1) Plant History & General Information:
- Location on Property: Garden D, Garden O
Scientific Name: Eugenia uniflora
- Region of Origin: Tropical America (Guyana, French Guiana, southern Brazil, Uruguay, and Paraguay)
- General History: Portuguese voyagers carried the seed from Brazil to India then to Italy and the rest of southern Europe and then to Florida. The leaves are glossy green, up to 4 cm long, and new leaves are copper-colored.
2) Plant Uses:
- As Food: Fragrant white flowers mature into reddish fruits up to 2 cm in diameter. The flavor ranges from sweet to sour, depending on the cultivar and level of ripeness (the darker red to black range is quite sweet, while the green to orange range is strikingly tart). You can use the Surinam Cherry in gardens as a hedge or screen. The fruit is high in Vitamin C, and its predominant food use is as a flavoring and base for jams and jellies.

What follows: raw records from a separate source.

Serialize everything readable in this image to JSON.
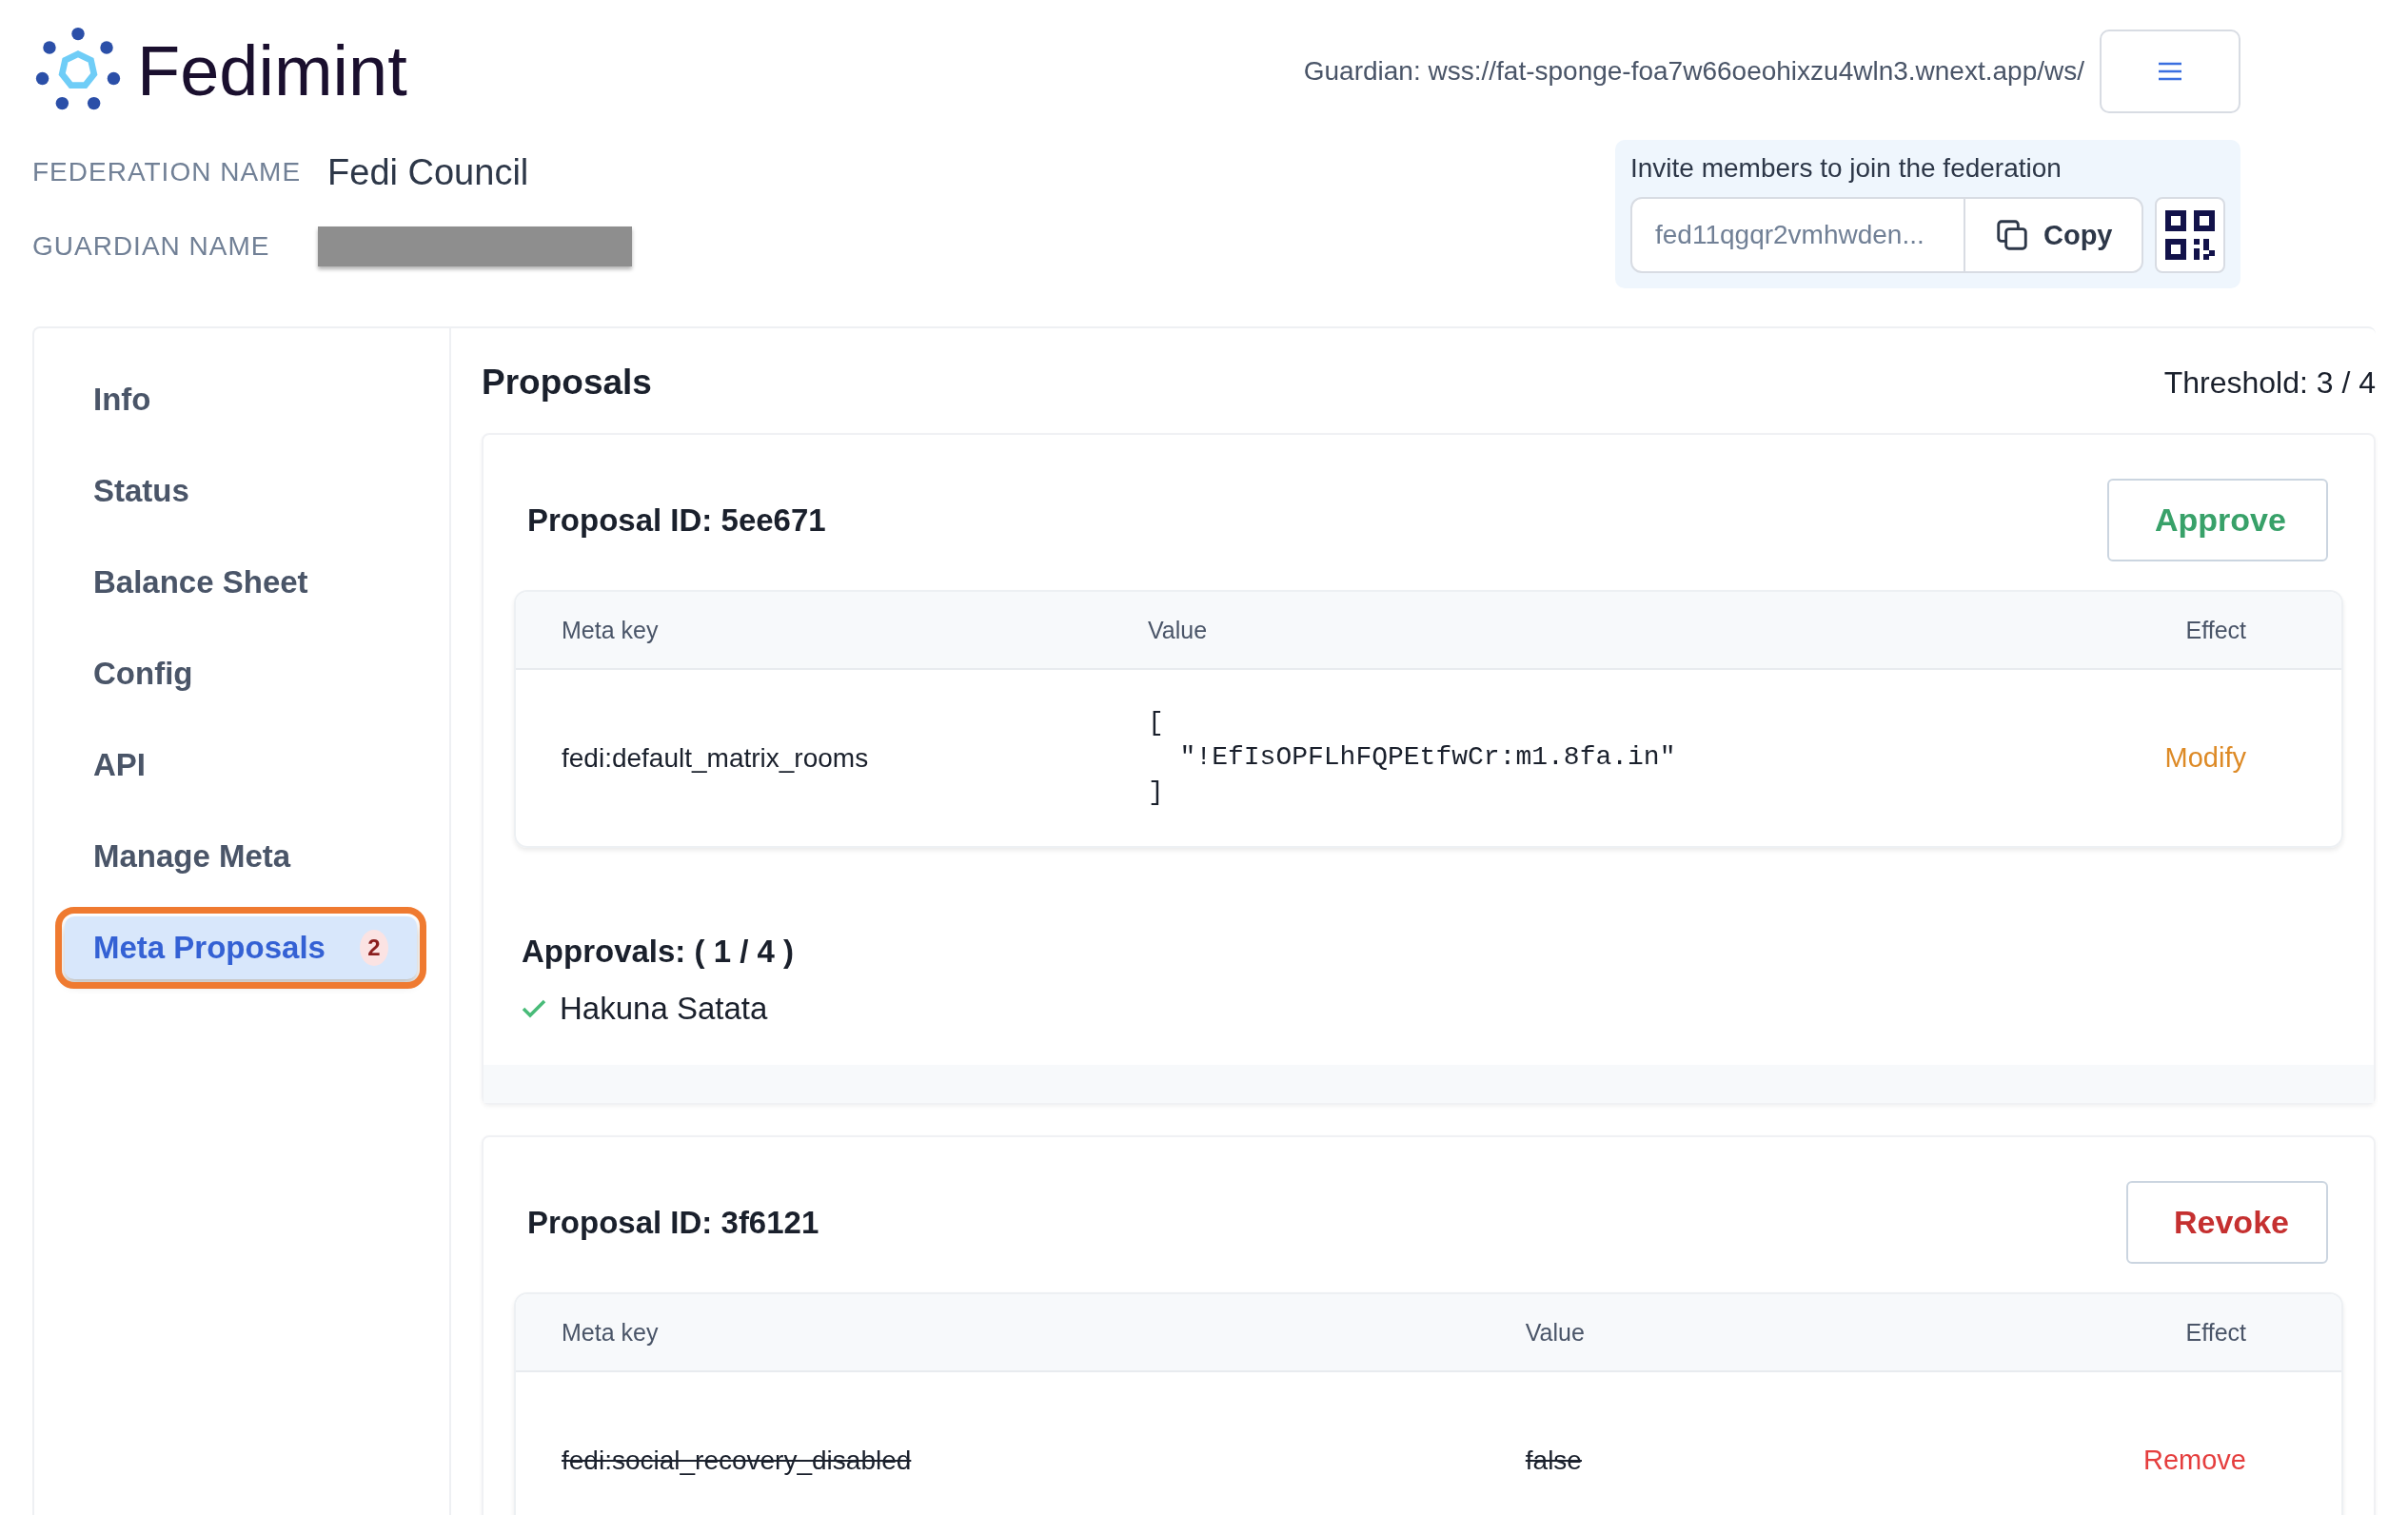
{
  "header": {
    "logo_text": "Fedimint",
    "guardian_url": "Guardian: wss://fat-sponge-foa7w66oeohixzu4wln3.wnext.app/ws/"
  },
  "federation": {
    "label": "FEDERATION NAME",
    "value": "Fedi Council"
  },
  "guardian": {
    "label": "GUARDIAN NAME",
    "redacted": true
  },
  "invite": {
    "title": "Invite members to join the federation",
    "code": "fed11qgqr2vmhwden...",
    "copy_label": "Copy"
  },
  "sidebar": {
    "items": [
      {
        "label": "Info",
        "selected": false
      },
      {
        "label": "Status",
        "selected": false
      },
      {
        "label": "Balance Sheet",
        "selected": false
      },
      {
        "label": "Config",
        "selected": false
      },
      {
        "label": "API",
        "selected": false
      },
      {
        "label": "Manage Meta",
        "selected": false
      },
      {
        "label": "Meta Proposals",
        "selected": true,
        "badge": "2",
        "annotated": true
      }
    ]
  },
  "page": {
    "title": "Proposals",
    "threshold": "Threshold: 3 / 4"
  },
  "proposals": [
    {
      "title": "Proposal ID: 5ee671",
      "action": {
        "label": "Approve",
        "kind": "approve"
      },
      "columns": [
        "Meta key",
        "Value",
        "Effect"
      ],
      "rows": [
        {
          "key": "fedi:default_matrix_rooms",
          "value": {
            "kind": "code",
            "text": "[\n  \"!EfIsOPFLhFQPEtfwCr:m1.8fa.in\"\n]"
          },
          "effect": {
            "kind": "modify",
            "label": "Modify"
          },
          "struck": false
        }
      ],
      "approvals": {
        "title": "Approvals: ( 1 / 4 )",
        "names": [
          "Hakuna Satata"
        ]
      }
    },
    {
      "title": "Proposal ID: 3f6121",
      "action": {
        "label": "Revoke",
        "kind": "revoke"
      },
      "columns": [
        "Meta key",
        "Value",
        "Effect"
      ],
      "rows": [
        {
          "key": "fedi:social_recovery_disabled",
          "value": {
            "kind": "text",
            "text": "false"
          },
          "effect": {
            "kind": "remove",
            "label": "Remove"
          },
          "struck": true
        }
      ]
    }
  ]
}
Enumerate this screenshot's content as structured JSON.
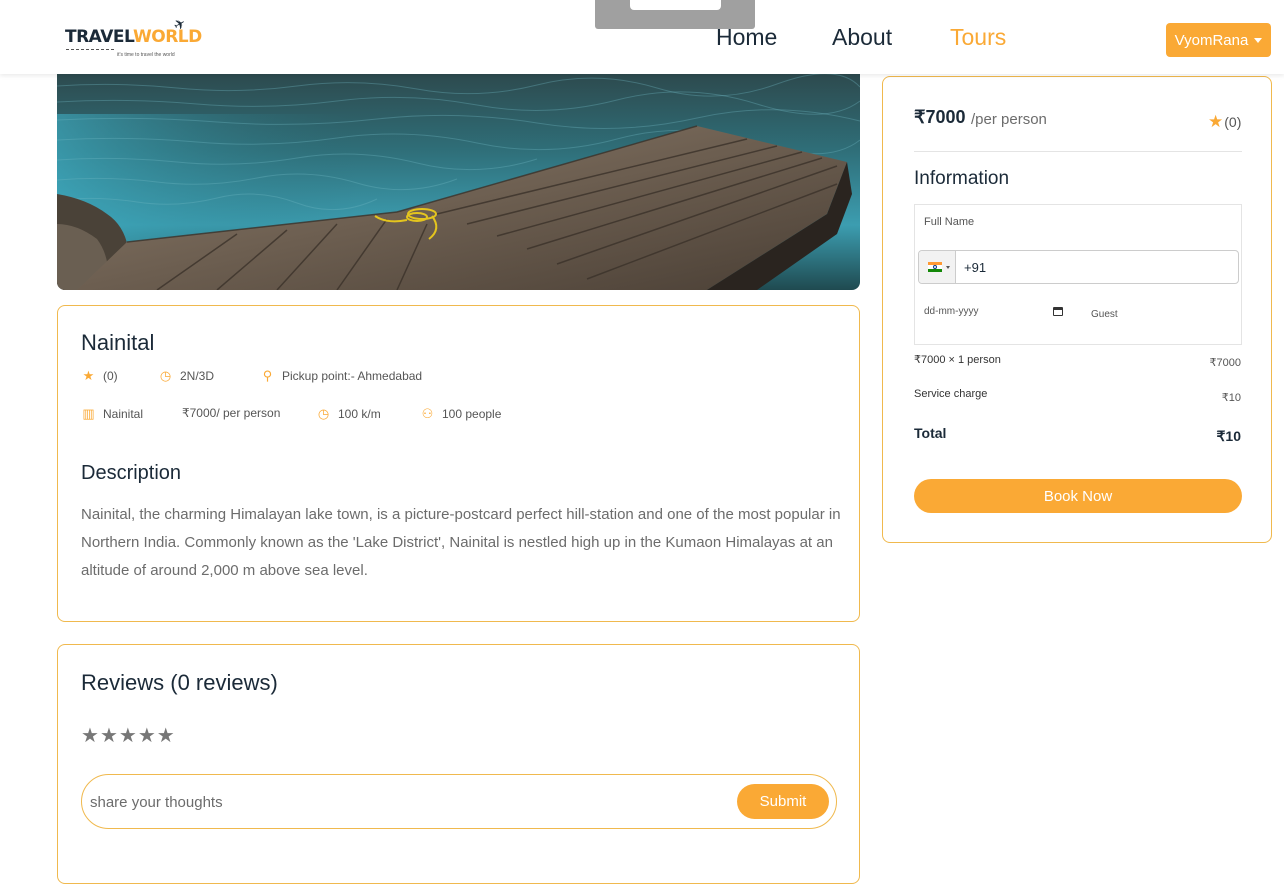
{
  "header": {
    "logo_text_1": "TRAVEL",
    "logo_text_2": "WORLD",
    "logo_tagline": "it's time to travel the world",
    "nav": [
      {
        "label": "Home"
      },
      {
        "label": "About"
      },
      {
        "label": "Tours"
      }
    ],
    "user_label": "VyomRana"
  },
  "tour": {
    "title": "Nainital",
    "rating": "(0)",
    "duration": "2N/3D",
    "pickup": "Pickup point:- Ahmedabad",
    "city": "Nainital",
    "price_per_person": "₹7000/ per person",
    "distance": "100 k/m",
    "max_group": "100 people",
    "description_title": "Description",
    "description": "Nainital, the charming Himalayan lake town, is a picture-postcard perfect hill-station and one of the most popular in Northern India. Commonly known as the 'Lake District', Nainital is nestled high up in the Kumaon Himalayas at an altitude of around 2,000 m above sea level."
  },
  "reviews": {
    "title": "Reviews (0 reviews)",
    "stars": [
      "★",
      "★",
      "★",
      "★",
      "★"
    ],
    "placeholder": "share your thoughts",
    "submit_label": "Submit"
  },
  "booking": {
    "price": "₹7000",
    "per_label": "/per person",
    "rating": "(0)",
    "info_title": "Information",
    "full_name_placeholder": "Full Name",
    "phone_value": "+91",
    "date_placeholder": "dd-mm-yyyy",
    "guest_placeholder": "Guest",
    "line1_label": "₹7000  × 1 person",
    "line1_value": "₹7000",
    "service_label": "Service charge",
    "service_value": "₹10",
    "total_label": "Total",
    "total_value": "₹10",
    "book_label": "Book Now"
  },
  "colors": {
    "accent": "#faa935",
    "heading": "#1b2a38"
  }
}
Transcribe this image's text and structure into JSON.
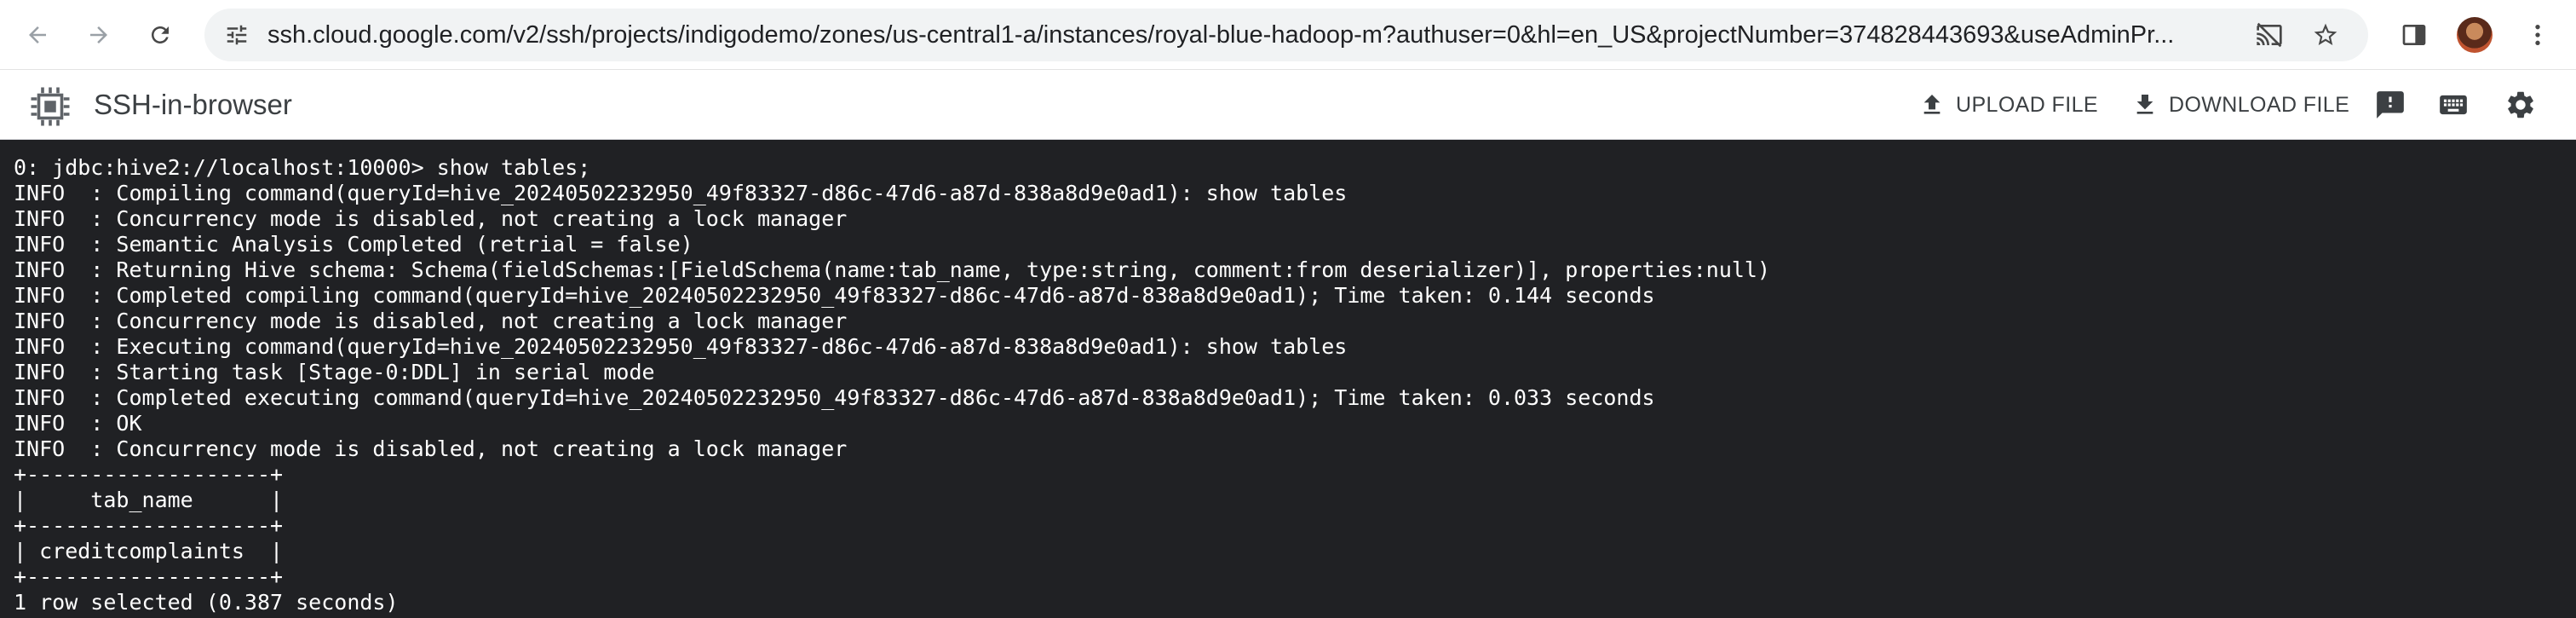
{
  "browser": {
    "url": "ssh.cloud.google.com/v2/ssh/projects/indigodemo/zones/us-central1-a/instances/royal-blue-hadoop-m?authuser=0&hl=en_US&projectNumber=374828443693&useAdminPr..."
  },
  "app": {
    "title": "SSH-in-browser",
    "upload_label": "UPLOAD FILE",
    "download_label": "DOWNLOAD FILE"
  },
  "terminal": {
    "lines": [
      "0: jdbc:hive2://localhost:10000> show tables;",
      "INFO  : Compiling command(queryId=hive_20240502232950_49f83327-d86c-47d6-a87d-838a8d9e0ad1): show tables",
      "INFO  : Concurrency mode is disabled, not creating a lock manager",
      "INFO  : Semantic Analysis Completed (retrial = false)",
      "INFO  : Returning Hive schema: Schema(fieldSchemas:[FieldSchema(name:tab_name, type:string, comment:from deserializer)], properties:null)",
      "INFO  : Completed compiling command(queryId=hive_20240502232950_49f83327-d86c-47d6-a87d-838a8d9e0ad1); Time taken: 0.144 seconds",
      "INFO  : Concurrency mode is disabled, not creating a lock manager",
      "INFO  : Executing command(queryId=hive_20240502232950_49f83327-d86c-47d6-a87d-838a8d9e0ad1): show tables",
      "INFO  : Starting task [Stage-0:DDL] in serial mode",
      "INFO  : Completed executing command(queryId=hive_20240502232950_49f83327-d86c-47d6-a87d-838a8d9e0ad1); Time taken: 0.033 seconds",
      "INFO  : OK",
      "INFO  : Concurrency mode is disabled, not creating a lock manager",
      "+-------------------+",
      "|     tab_name      |",
      "+-------------------+",
      "| creditcomplaints  |",
      "+-------------------+",
      "1 row selected (0.387 seconds)"
    ]
  },
  "colors": {
    "terminal_bg": "#202124",
    "terminal_fg": "#ffffff",
    "chrome_bg": "#ffffff",
    "omnibox_bg": "#f1f3f4"
  },
  "icons": {
    "back": "arrow-back-icon",
    "forward": "arrow-forward-icon",
    "reload": "reload-icon",
    "site_info": "tune-icon",
    "cast": "cast-off-icon",
    "bookmark": "star-icon",
    "side_panel": "side-panel-icon",
    "menu": "more-vert-icon",
    "upload": "upload-icon",
    "download": "download-icon",
    "feedback": "feedback-icon",
    "keyboard": "keyboard-icon",
    "settings": "gear-icon"
  }
}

- WARNING: The seeds are extremely resinous and should not be eaten. The strong, spicy emanation from bushes being pruned irritates the respiratory passages of sensitive persons.
- As Medicine: Brazilians take the leaf infusion as a stomachic, febrifuge and astringent. In Surinam, people drink the leaf decoction as a cold remedy and, in combination with lemongrass, as a febrifuge. The leaves yield an essential oil containing citronellal, geranyl acetate, geraniol, cineole, terpinene, sesquiterpenes, and polyterpenes.
- Other Uses: You can use the Surinam cherry in gardens as a hedge or screen. You can sometimes see the leaves spread over the floors of Brazilian homes. They release their pungent oil which repels flies when walked upon. You can use the bark to treat leather because it contains 20% to 28.5% tannin. The flowers are a rich source of pollen for honeybees but yield little or no nectar.
3) Growing Instructions:
Growing: Surinam cherry seedlings grow slowly; some begin to fruit when 2 years old. Some may delay fruit in 5 to 10 years. They are most productive if unpruned, but still produce a great many fruits when close-clipped in hedges.
- Best time to Harvest: March through June, or September through November
- Sunlight Requirements: Full Shade, Partial Shade, Full Sunlight
- Soil Requirements: The Surinam cherry grows in almost any type of soil–sand, sandy loam, stiff clay, soft limestone–and can even stand waterlogging for a time, but it is intolerant of salt.
- Propagation: Cutting, Division, Grafting, Seed, Separating
- Controlling Spread: /
- Difficulties with this plant: Must harvest fruit or will attract flies!